Ağırlıksızlık bizi incitir çünkü bedenlerimiz, onu burada Dünya’da deneyimlediğimiz yerçekimine göre hassas bir şekilde ayarlanmıştır. Doğumdan ölüme kadar bizi çekiştiriyor ama yine de bağırsaklarımız sımsıkı kıvrılmış halde duruyor, kan yukarı doğru akıyor ve omurgamız başımızı kaldırabilecek durumda. Doğal olmayan bükülmeler bir şeyleri fırlatabilir: insanlar öldü çok uzun süre baş aşağı asılı kalmaktan. Ancak genel bir kural olarak, g-kuvvetinin vücudumuza uyguladığı sürekli itme, hayatın nadiren fark ettiğimiz bir parçasıdır.

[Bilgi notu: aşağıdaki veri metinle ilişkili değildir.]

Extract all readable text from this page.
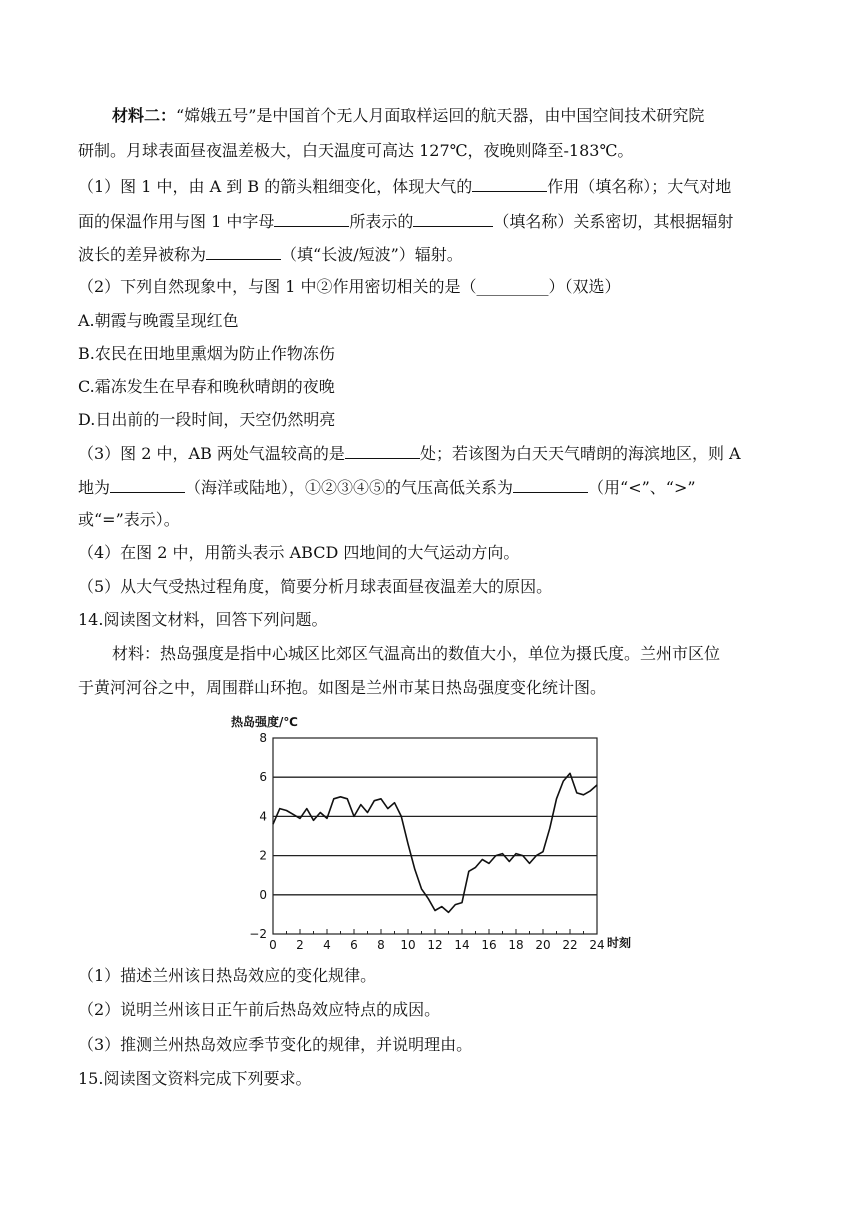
材料二：“嫦娥五号”是中国首个无人月面取样运回的航天器，由中国空间技术研究院
研制。月球表面昼夜温差极大，白天温度可高达 127℃，夜晚则降至-183℃。
（1）图 1 中，由 A 到 B 的箭头粗细变化，体现大气的	作用（填名称）；大气对地
面的保温作用与图 1 中字母	所表示的	（填名称）关系密切，其根据辐射
波长的差异被称为	（填“长波/短波”）辐射。
（2）下列自然现象中，与图 1 中②作用密切相关的是（_________）（双选）
A.朝霞与晚霞呈现红色
B.农民在田地里熏烟为防止作物冻伤
C.霜冻发生在早春和晚秋晴朗的夜晚
D.日出前的一段时间，天空仍然明亮
（3）图 2 中，AB 两处气温较高的是	处；若该图为白天天气晴朗的海滨地区，则 A
地为	（海洋或陆地），①②③④⑤的气压高低关系为	（用“<”、“>”
或“=”表示）。
（4）在图 2 中，用箭头表示 ABCD 四地间的大气运动方向。
（5）从大气受热过程角度，简要分析月球表面昼夜温差大的原因。
14.阅读图文材料，回答下列问题。
材料：热岛强度是指中心城区比郊区气温高出的数值大小，单位为摄氏度。兰州市区位
于黄河河谷之中，周围群山环抱。如图是兰州市某日热岛强度变化统计图。
−2
0
2
4
6
8
0 2 4 6 8 10 12 14 16 18 20 22 24
热岛强度/℃
时刻
（1）描述兰州该日热岛效应的变化规律。
（2）说明兰州该日正午前后热岛效应特点的成因。
（3）推测兰州热岛效应季节变化的规律，并说明理由。
15.阅读图文资料完成下列要求。
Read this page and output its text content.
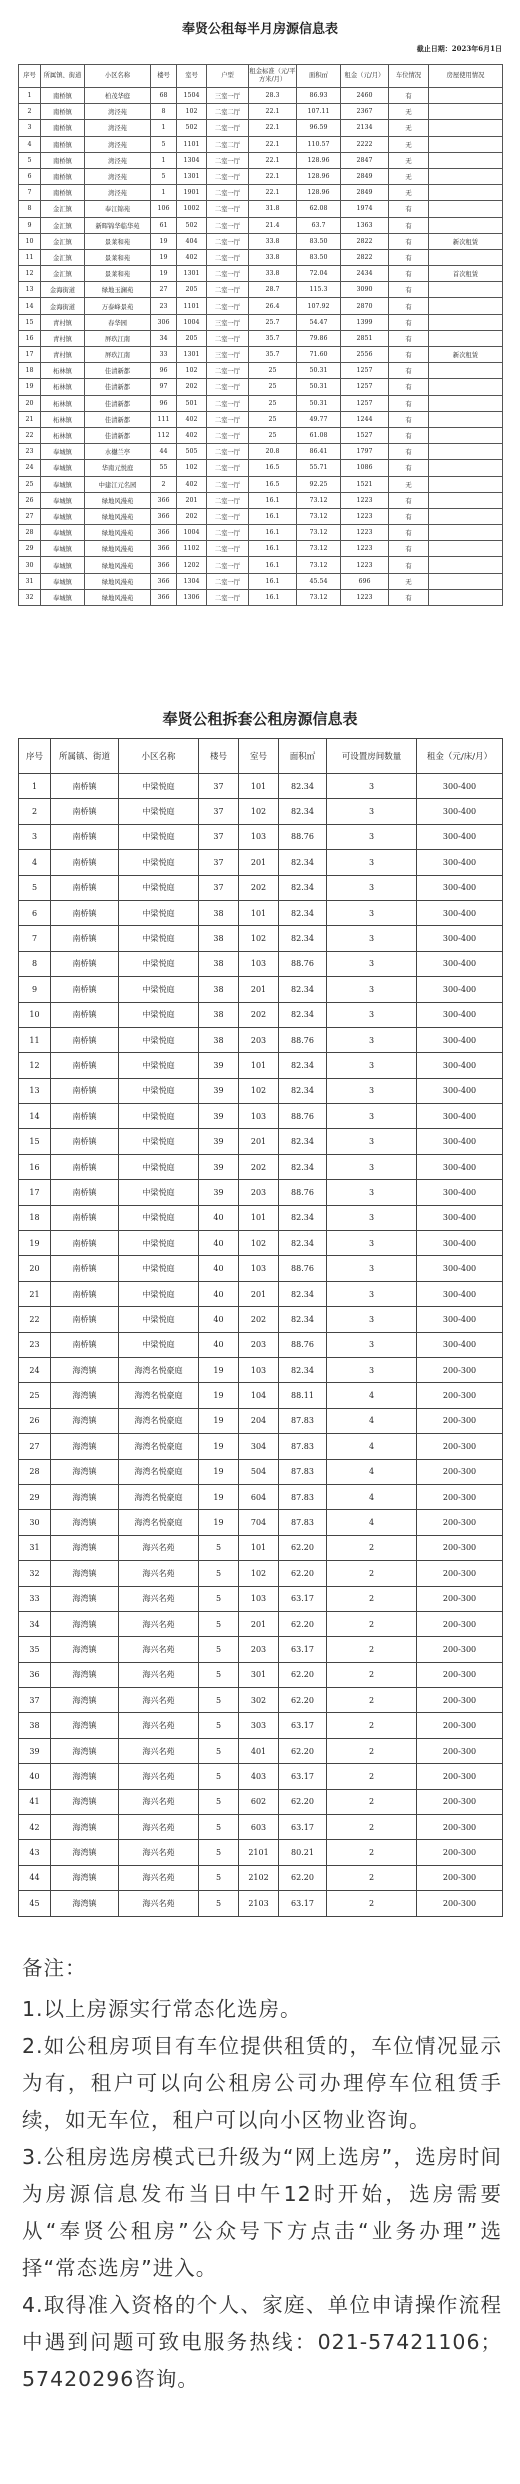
奉贤公租每半月房源信息表
截止日期：2023年6月1日
序号	所属镇、街道	小区名称	楼号	室号	户型	租金标准（元/平方米/月）	面积㎡	租金（元/月）	车位情况	房屋使用情况
1	南桥镇	柏茂华庭	68	1504	三室一厅	28.3	86.93	2460	有	
2	南桥镇	湾泾苑	8	102	二室二厅	22.1	107.11	2367	无	
3	南桥镇	湾泾苑	1	502	二室一厅	22.1	96.59	2134	无	
4	南桥镇	湾泾苑	5	1101	二室二厅	22.1	110.57	2222	无	
5	南桥镇	湾泾苑	1	1304	二室一厅	22.1	128.96	2847	无	
6	南桥镇	湾泾苑	5	1301	二室一厅	22.1	128.96	2849	无	
7	南桥镇	湾泾苑	1	1901	二室一厅	22.1	128.96	2849	无	
8	金汇镇	奉江锦苑	106	1002	二室一厅	31.8	62.08	1974	有	
9	金汇镇	新晖锦华临华苑	61	502	二室一厅	21.4	63.7	1363	有	
10	金汇镇	景莱和苑	19	404	二室一厅	33.8	83.50	2822	有	新次租赁
11	金汇镇	景莱和苑	19	402	二室一厅	33.8	83.50	2822	有	
12	金汇镇	景莱和苑	19	1301	二室一厅	33.8	72.04	2434	有	首次租赁
13	金海街道	绿地玉澜苑	27	205	二室一厅	28.7	115.3	3090	有	
14	金海街道	万泰峰景苑	23	1101	二室一厅	26.4	107.92	2870	有	
15	青村镇	春华园	306	1004	三室一厅	25.7	54.47	1399	有	
16	青村镇	屏玖江南	34	205	二室一厅	35.7	79.86	2851	有	
17	青村镇	屏玖江南	33	1301	三室一厅	35.7	71.60	2556	有	新次租赁
18	柘林镇	佳清新都	96	102	二室一厅	25	50.31	1257	有	
19	柘林镇	佳清新都	97	202	二室一厅	25	50.31	1257	有	
20	柘林镇	佳清新都	96	501	二室一厅	25	50.31	1257	有	
21	柘林镇	佳清新都	111	402	二室一厅	25	49.77	1244	有	
22	柘林镇	佳清新都	112	402	二室一厅	25	61.08	1527	有	
23	奉城镇	水樾兰亭	44	505	二室一厅	20.8	86.41	1797	有	
24	奉城镇	华南元悦庭	55	102	二室一厅	16.5	55.71	1086	有	
25	奉城镇	中建江元名园	2	402	二室一厅	16.5	92.25	1521	无	
26	奉城镇	绿地风漫苑	366	201	二室一厅	16.1	73.12	1223	有	
27	奉城镇	绿地风漫苑	366	202	二室一厅	16.1	73.12	1223	有	
28	奉城镇	绿地风漫苑	366	1004	二室一厅	16.1	73.12	1223	有	
29	奉城镇	绿地风漫苑	366	1102	二室一厅	16.1	73.12	1223	有	
30	奉城镇	绿地风漫苑	366	1202	二室一厅	16.1	73.12	1223	有	
31	奉城镇	绿地风漫苑	366	1304	二室一厅	16.1	45.54	696	无	
32	奉城镇	绿地风漫苑	366	1306	二室一厅	16.1	73.12	1223	有	
奉贤公租拆套公租房源信息表
序号	所属镇、街道	小区名称	楼号	室号	面积㎡	可设置房间数量	租金（元/床/月）
1	南桥镇	中梁悦庭	37	101	82.34	3	300-400
2	南桥镇	中梁悦庭	37	102	82.34	3	300-400
3	南桥镇	中梁悦庭	37	103	88.76	3	300-400
4	南桥镇	中梁悦庭	37	201	82.34	3	300-400
5	南桥镇	中梁悦庭	37	202	82.34	3	300-400
6	南桥镇	中梁悦庭	38	101	82.34	3	300-400
7	南桥镇	中梁悦庭	38	102	82.34	3	300-400
8	南桥镇	中梁悦庭	38	103	88.76	3	300-400
9	南桥镇	中梁悦庭	38	201	82.34	3	300-400
10	南桥镇	中梁悦庭	38	202	82.34	3	300-400
11	南桥镇	中梁悦庭	38	203	88.76	3	300-400
12	南桥镇	中梁悦庭	39	101	82.34	3	300-400
13	南桥镇	中梁悦庭	39	102	82.34	3	300-400
14	南桥镇	中梁悦庭	39	103	88.76	3	300-400
15	南桥镇	中梁悦庭	39	201	82.34	3	300-400
16	南桥镇	中梁悦庭	39	202	82.34	3	300-400
17	南桥镇	中梁悦庭	39	203	88.76	3	300-400
18	南桥镇	中梁悦庭	40	101	82.34	3	300-400
19	南桥镇	中梁悦庭	40	102	82.34	3	300-400
20	南桥镇	中梁悦庭	40	103	88.76	3	300-400
21	南桥镇	中梁悦庭	40	201	82.34	3	300-400
22	南桥镇	中梁悦庭	40	202	82.34	3	300-400
23	南桥镇	中梁悦庭	40	203	88.76	3	300-400
24	海湾镇	海湾名悦豪庭	19	103	82.34	3	200-300
25	海湾镇	海湾名悦豪庭	19	104	88.11	4	200-300
26	海湾镇	海湾名悦豪庭	19	204	87.83	4	200-300
27	海湾镇	海湾名悦豪庭	19	304	87.83	4	200-300
28	海湾镇	海湾名悦豪庭	19	504	87.83	4	200-300
29	海湾镇	海湾名悦豪庭	19	604	87.83	4	200-300
30	海湾镇	海湾名悦豪庭	19	704	87.83	4	200-300
31	海湾镇	海兴名苑	5	101	62.20	2	200-300
32	海湾镇	海兴名苑	5	102	62.20	2	200-300
33	海湾镇	海兴名苑	5	103	63.17	2	200-300
34	海湾镇	海兴名苑	5	201	62.20	2	200-300
35	海湾镇	海兴名苑	5	203	63.17	2	200-300
36	海湾镇	海兴名苑	5	301	62.20	2	200-300
37	海湾镇	海兴名苑	5	302	62.20	2	200-300
38	海湾镇	海兴名苑	5	303	63.17	2	200-300
39	海湾镇	海兴名苑	5	401	62.20	2	200-300
40	海湾镇	海兴名苑	5	403	63.17	2	200-300
41	海湾镇	海兴名苑	5	602	62.20	2	200-300
42	海湾镇	海兴名苑	5	603	63.17	2	200-300
43	海湾镇	海兴名苑	5	2101	80.21	2	200-300
44	海湾镇	海兴名苑	5	2102	62.20	2	200-300
45	海湾镇	海兴名苑	5	2103	63.17	2	200-300
备注：
1.以上房源实行常态化选房。
2.如公租房项目有车位提供租赁的，车位情况显示为有，租户可以向公租房公司办理停车位租赁手续，如无车位，租户可以向小区物业咨询。
3.公租房选房模式已升级为“网上选房”，选房时间为房源信息发布当日中午12时开始，选房需要从“奉贤公租房”公众号下方点击“业务办理”选择“常态选房”进入。
4.取得准入资格的个人、家庭、单位申请操作流程中遇到问题可致电服务热线：021-57421106；57420296咨询。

Ya da en azından, bilim adamlarının hep düşündüğü şey buydu. Ama başka bir olasılık daha var: yerçekimi kendisi bazı insanları hasta ediyor. Hakem değerlendirmesinden geçmiş yeni bir teori, vücudun yerçekimi ile ilişkisinin bozulabileceğini ve uzun süredir rahatsız edici bir gizem olan bir rahatsızlığa neden olabileceğini öne sürüyor: hassas bağırsak sendromu.
Bu, en azından bazı uzmanların doğrudan göz ardı edilemeyeceğini söylemesine rağmen, geniş çapta kabul görmekten uzak, haydut bir fikirdir. IBS, Amerika Birleşik Devletleri’ndeki insanların tahminen yüzde 15’ini etkileyen çok yaygın bir hastalıktır ve semptomlar acımasız olabilir. IBS’si olan kişilerde karın ağrısı ve gaz görülür, şişkinlik hissedilir ve sıklıkla ishal, kabızlık veya her ikisi de görülür. Ancak, IBS’nin kesin bir nedeni tespit edilmemiştir. Arkasında kanıt var birçok rakip teori, erken yaşam stresi, diyet ve hatta bağırsak enfeksiyonları gibi, ancak hiçbiri tek açıklama olarak ortaya çıkmadı. Bu, hastalar için bir problemdir – neyi hedefleyeceğinizi bilmediğiniz bir durumu tedavi etmek zordur.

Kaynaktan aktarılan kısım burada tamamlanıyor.